🤖 AI Summary
This study investigates systematic biases in large language models (LLMs) when simulating human susceptibility to misinformation, revealing their limited ability to accurately replicate real-world belief formation and sharing behaviors. By prompting LLMs with individual-level characteristics from actual survey data and integrating survey simulation, linear regression, causal inference, and training data provenance analysis, the authors demonstrate that LLMs consistently overestimate the influence of attitudinal factors on beliefs and sharing while neglecting the role of social network structures. Although the models capture aggregate distributional trends, their excessive reliance on attitudinal cues and omission of structural social determinants lead to inflated explained variance and undermine behavioral realism.
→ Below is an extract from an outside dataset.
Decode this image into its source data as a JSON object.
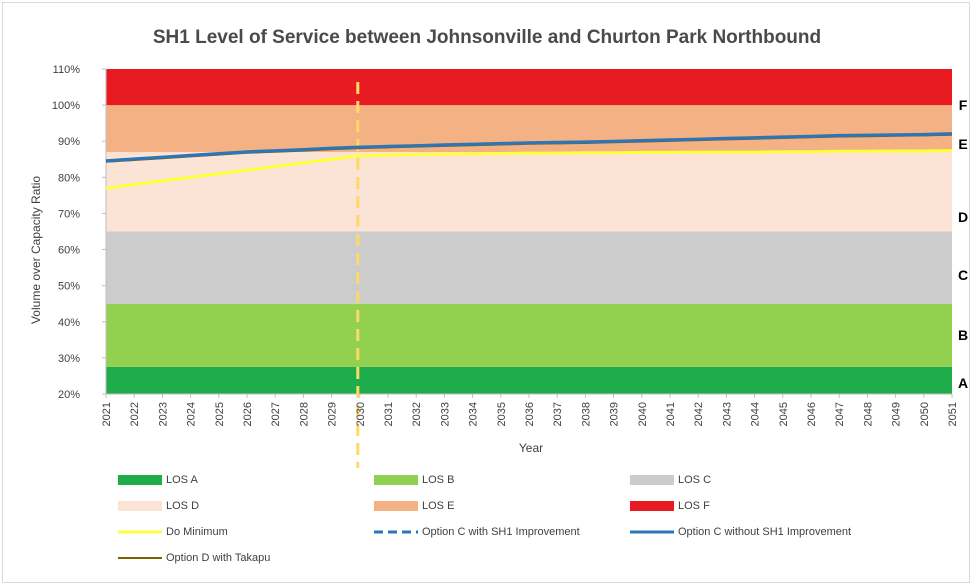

These findings highlight critical limitations in current LLM-based simulation approaches for modeling complex socio-cognitive phenomena.
📝 Abstract
Large language models (LLMs) are increasingly used as proxies for human judgment in computational social science, yet their ability to reproduce patterns of susceptibility to misinformation remains unclear. We test whether LLM-simulated survey respondents, prompted with participant profiles drawn from social survey data measuring network, demographic, attitudinal and behavioral features, can reproduce human patterns of misinformation belief and sharing. Using three online surveys as baselines, we evaluate whether LLM outputs match observed response distributions and recover feature-outcome associations present in the original survey data. LLM-generated responses capture broad distributional tendencies and show modest correlation with human responses, but consistently overstate the association between belief and sharing. Linear models fit to simulated responses exhibit substantially higher explained variance and place disproportionate weight on attitudinal and behavioral features, while largely ignoring personal network characteristics, relative to models fit to human responses. Analyses of model-generated reasoning and LLM training data suggest that these distortions reflect systematic biases in how misinformation-related concepts are represented. Our findings suggest that LLM-based survey simulations are better suited for diagnosing systematic divergences from human judgment than for substituting it.